The deaths of the 26-year-old Taylor and George Floyd, a 46-year-old Black man who was murdered by a white police officer in Minneapolis in May 2020, became the focus of a wave of mass protests in the United States and beyond against racial injustice and police brutality.
Garland said three of the Louisville police officers -- Joshua Jaynes, Kelly Goodlett and Kyle Meany -- have been charged with falsifying a search warrant in a suspected drug trafficking case.
They are accused of violating Taylor's rights by seeking a warrant to search her home when they knew they lacked probable cause.
"We allege that the defendants knew that the affidavit in support of that warrant contained false and misleading information and that it omitted material information," Garland said.
He added that the officers also allegedly "took steps to cover up their unlawful conduct after Miss Taylor was killed."

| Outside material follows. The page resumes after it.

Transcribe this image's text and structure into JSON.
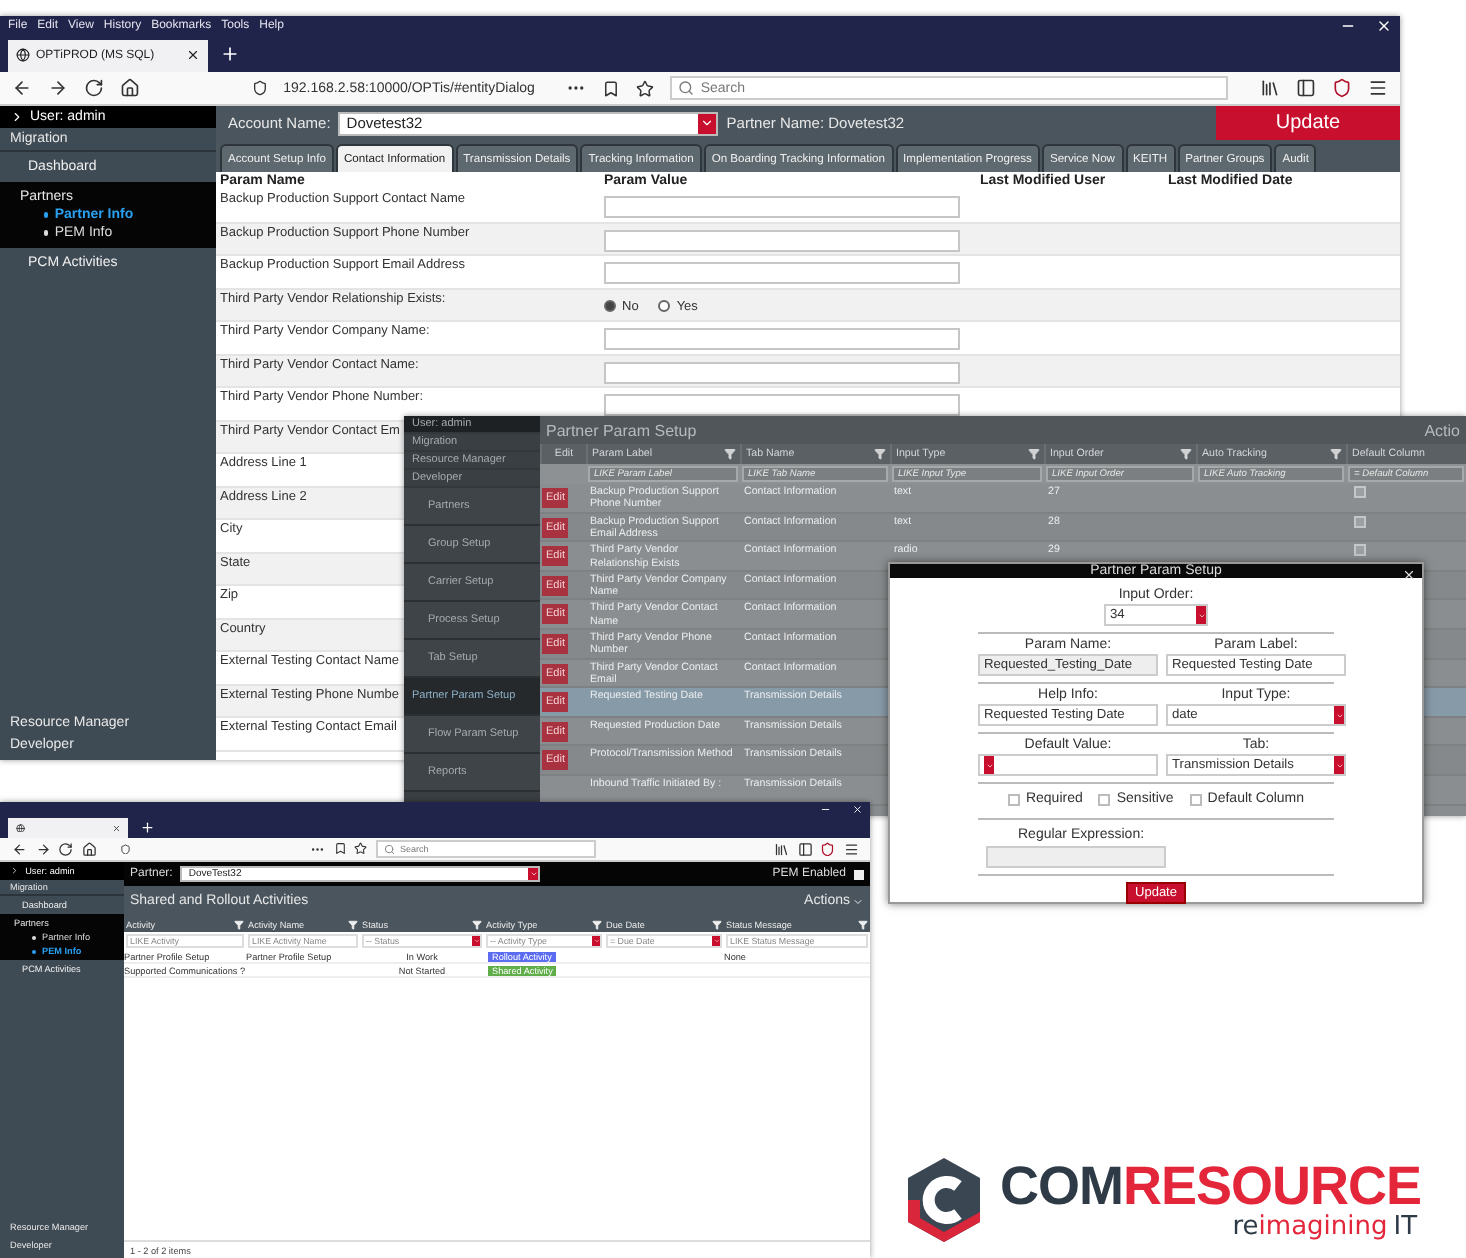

The fourth police officer, Brett Hankison, was charged with using excessive force by opening fire wildly during the raid which left Taylor dead.
Hankison had previously been found not guilty in March of this year of state charges of "wanton endangerment" for his actions during the raid on Taylor's home.
Taylor, 26, and her boyfriend, Kenneth Walker, were sleeping in her apartment around midnight on March 13, 2020 when they heard a noise at the door.
Walker, believing it was a break-in, fired his gun, wounding one police officer.
Police, who had obtained a controversial no-knock warrant to make a drug arrest, fired some 30 shots back, mortally wounding Taylor.
While Taylor's boyfriend Walker said police battered down the door unannounced, the officers insisted they had identified themselves.
Two of the officers involved were fired but Hankison had been the only one to face state charges -- which related not to the death of Taylor but to endangering residents of neighboring apartments.
The city of Louisville, the largest in Kentucky, settled a wrongful death suit with Taylor's family for $12 million in September 2020.